Inespection du travail

40 000 plaintes individuelles reçues par l’inspection du travail en 2016 : Le fossé entre employés et employeurs se creuse

L’Inspection générale du travail a enregistré à travers tous ses services régionaux, pour l’année 2016, plus de 40 000 plaintes à titre individuel relatives à la relation employeur-employé. Ces plaintes déposées par les employés et salariés au niveau des différents services de l’Inspection du travail concernent des abus et des infractions commises par l’employeur, à en croire les affirmations, faites hier à Alger, par l’inspecteur général du travail auprès du ministère du Travail, de l’Emploi et de la Sécurité sociale, Berkani Akli.
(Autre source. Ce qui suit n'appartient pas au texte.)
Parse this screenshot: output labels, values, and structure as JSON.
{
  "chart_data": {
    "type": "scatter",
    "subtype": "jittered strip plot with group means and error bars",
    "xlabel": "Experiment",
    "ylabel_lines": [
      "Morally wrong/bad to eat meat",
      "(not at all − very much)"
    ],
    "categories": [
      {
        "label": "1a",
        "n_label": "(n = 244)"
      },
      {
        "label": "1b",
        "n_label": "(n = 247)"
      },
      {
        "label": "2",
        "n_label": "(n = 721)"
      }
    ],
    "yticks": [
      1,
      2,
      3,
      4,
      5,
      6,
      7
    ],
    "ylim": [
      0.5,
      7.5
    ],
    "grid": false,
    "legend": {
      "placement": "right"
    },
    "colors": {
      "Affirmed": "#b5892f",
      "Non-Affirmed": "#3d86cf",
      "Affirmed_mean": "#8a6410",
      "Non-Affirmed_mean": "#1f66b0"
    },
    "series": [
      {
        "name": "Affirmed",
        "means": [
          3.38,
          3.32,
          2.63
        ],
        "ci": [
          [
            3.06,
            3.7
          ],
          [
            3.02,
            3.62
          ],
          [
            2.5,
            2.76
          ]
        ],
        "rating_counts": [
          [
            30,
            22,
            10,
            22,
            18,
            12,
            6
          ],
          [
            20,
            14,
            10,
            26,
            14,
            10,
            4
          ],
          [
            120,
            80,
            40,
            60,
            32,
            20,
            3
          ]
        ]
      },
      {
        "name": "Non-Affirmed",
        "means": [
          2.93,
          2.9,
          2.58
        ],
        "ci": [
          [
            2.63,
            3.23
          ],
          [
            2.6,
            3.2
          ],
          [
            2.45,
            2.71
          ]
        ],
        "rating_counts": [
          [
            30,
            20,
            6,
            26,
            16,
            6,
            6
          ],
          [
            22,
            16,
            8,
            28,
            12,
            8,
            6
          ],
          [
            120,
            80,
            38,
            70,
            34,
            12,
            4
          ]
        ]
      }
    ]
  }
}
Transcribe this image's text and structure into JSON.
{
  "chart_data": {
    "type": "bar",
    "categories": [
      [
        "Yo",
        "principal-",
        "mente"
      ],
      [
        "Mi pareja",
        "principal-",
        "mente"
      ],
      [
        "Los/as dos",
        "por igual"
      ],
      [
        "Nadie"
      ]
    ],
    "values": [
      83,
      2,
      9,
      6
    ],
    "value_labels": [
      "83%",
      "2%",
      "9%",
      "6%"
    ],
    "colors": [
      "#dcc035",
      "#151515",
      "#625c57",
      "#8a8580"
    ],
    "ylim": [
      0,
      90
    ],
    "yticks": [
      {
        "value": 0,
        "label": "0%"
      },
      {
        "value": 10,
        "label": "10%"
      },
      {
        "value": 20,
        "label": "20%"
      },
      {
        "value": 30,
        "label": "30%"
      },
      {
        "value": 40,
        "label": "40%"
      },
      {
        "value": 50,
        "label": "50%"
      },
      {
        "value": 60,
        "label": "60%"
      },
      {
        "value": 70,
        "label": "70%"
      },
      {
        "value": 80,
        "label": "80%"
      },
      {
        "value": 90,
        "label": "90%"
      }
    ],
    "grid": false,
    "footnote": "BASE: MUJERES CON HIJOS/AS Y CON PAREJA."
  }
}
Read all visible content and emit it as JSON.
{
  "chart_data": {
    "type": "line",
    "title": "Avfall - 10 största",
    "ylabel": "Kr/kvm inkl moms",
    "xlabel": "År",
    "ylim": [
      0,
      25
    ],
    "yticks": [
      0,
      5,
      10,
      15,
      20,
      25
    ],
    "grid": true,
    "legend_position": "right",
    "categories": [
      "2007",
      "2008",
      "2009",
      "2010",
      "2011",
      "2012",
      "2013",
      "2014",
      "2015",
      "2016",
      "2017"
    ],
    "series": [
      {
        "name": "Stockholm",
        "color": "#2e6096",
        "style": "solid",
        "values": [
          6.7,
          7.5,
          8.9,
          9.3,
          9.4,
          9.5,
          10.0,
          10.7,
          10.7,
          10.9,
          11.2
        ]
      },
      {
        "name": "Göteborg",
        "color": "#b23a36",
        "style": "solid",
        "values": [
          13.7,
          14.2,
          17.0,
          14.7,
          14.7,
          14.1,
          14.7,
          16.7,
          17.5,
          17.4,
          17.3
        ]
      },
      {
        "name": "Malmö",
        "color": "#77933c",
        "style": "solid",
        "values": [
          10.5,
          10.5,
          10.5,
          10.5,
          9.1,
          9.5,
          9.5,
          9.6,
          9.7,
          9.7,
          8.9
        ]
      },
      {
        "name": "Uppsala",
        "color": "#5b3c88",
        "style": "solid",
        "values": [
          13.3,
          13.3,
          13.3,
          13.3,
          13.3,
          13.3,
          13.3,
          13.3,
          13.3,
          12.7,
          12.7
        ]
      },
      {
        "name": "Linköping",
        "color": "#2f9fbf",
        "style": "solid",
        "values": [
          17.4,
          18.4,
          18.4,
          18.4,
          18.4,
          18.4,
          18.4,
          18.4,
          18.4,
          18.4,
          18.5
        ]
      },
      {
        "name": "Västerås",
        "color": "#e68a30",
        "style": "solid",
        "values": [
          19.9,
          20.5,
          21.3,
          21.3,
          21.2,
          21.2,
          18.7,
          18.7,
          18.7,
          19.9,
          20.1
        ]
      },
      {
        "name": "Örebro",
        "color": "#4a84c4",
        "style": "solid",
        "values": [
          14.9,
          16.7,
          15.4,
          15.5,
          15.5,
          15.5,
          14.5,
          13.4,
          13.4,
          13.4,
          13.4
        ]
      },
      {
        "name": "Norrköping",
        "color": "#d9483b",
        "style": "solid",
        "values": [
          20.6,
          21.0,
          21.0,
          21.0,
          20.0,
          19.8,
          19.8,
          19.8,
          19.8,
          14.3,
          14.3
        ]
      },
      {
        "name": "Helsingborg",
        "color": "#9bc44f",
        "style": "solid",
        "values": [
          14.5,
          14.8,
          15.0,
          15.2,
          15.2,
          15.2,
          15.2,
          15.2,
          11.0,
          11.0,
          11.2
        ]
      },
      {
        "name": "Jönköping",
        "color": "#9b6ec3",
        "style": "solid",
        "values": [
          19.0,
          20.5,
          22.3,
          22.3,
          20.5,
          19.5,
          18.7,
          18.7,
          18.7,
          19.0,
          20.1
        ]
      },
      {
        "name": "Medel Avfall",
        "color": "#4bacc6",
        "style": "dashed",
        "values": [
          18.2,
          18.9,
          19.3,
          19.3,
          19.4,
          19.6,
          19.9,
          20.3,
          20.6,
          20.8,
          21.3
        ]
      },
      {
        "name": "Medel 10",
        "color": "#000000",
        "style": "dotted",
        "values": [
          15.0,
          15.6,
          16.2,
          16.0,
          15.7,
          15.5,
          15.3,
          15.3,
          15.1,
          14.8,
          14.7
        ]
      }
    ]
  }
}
Le même responsable a fait savoir que ces chiffres concernent uniquement les plaintes déposées à titre individuel et non pas celles déposées à titre collectif et qui sont régies par le Code sur les litiges collectifs au travail, a-t-il expliqué, en marge d’un séminaire sur l’Inspection du travail, organisé à l’Ecole supérieure de la Sécurité sociale. Les litiges individuels concernent, en général et conformément aux cas énoncés dans le Code du travail, selon Berkani, les licenciements abusifs de salariés, résiliation de contrats de travail sans préavis et des litiges sur les droits des employés dans les entreprises économiques. Sur l’évaluation de travail mené sur le terrain par les services de l’inspection générale de travail, Berkani a souligné que le nombre de visites effectuées sur le terrain par les agents chargés de suivre le respect du code de travail augmente d’année en année grâce aux réformes et évaluations permanentes effectuées par le ministère du Travail dans ce sens. L’activité sur le terrain des agents des services de l’inspection du travail est passée de 80 000 visites annuelles avant l’année 2005 pour atteindre une moyenne de 200 000 visites annuelles en l’espace 2010. Selon Berkani, l’inspection du travail a réalisé des avancées grâce aux réformes et la modernisation de ses moyens matériels et dont la dernière opération de réforme en date remonte à 2003. Berkani a souligné que la modernisation de l’inspection générale du travail, en optant à une réorganisation de ses structures et l’augmentation de nombre d’antennes des inspections régionales de travail à travers le territoire national avec des moyens modernes et informatiques et aussi l’amélioration de la situation socioprofessionnelle de ses agents a permis l’intensification de cadence des visites d’inspection sur le terrain. Interrogé sur le projet du nouveau code de travail, qui sera soumis au nouveau parlement, Berkani a souligné que ce projet «renforce les prérogatives de l’inspection de travail mais il n’apporte pas de nouvelles prérogatives pour l’inspection du travail pour autant».
«Les prérogatives de l’inspection du travail existent déjà à travers le code actuel de travail et elles sont conformes aux standards internationaux et aux standards de la Ligue arabe aussi. Les seules catégories qui connaitront des nouveautés sont : la protection de l’inspecteur du travail et l’élargissement du domaine de son intervention pour contrôle» a indiqué ce responsable. Berkani, en outre, a expliqué que «tous les secteurs d’activités, que ce soit publics ou privés, sont concernés par les opérations d’inspection menées par les agents de contrôle». Évoquant le mode de travail de l’inspection du travail, Berkani a expliqué que son institution émet des PV et des avertissements sur les abus et les infractions signalés par l’agent de l’inspection. Si l’employeur récidive et ne se conforme pas à la loi durant le délai imparti, l’inspection du travail rédige des PV d’infractions et les présente à la justice. Sur le taux de conformité des employeurs aux avertissements de l’inspection du travail, Berkani a souligné que «contrairement à ce que croient les gens, plus de 75 % des avertissements émis par l’inspection sont appliqués par les employeurs, seulement 23 % des cas sont soumis à la justice».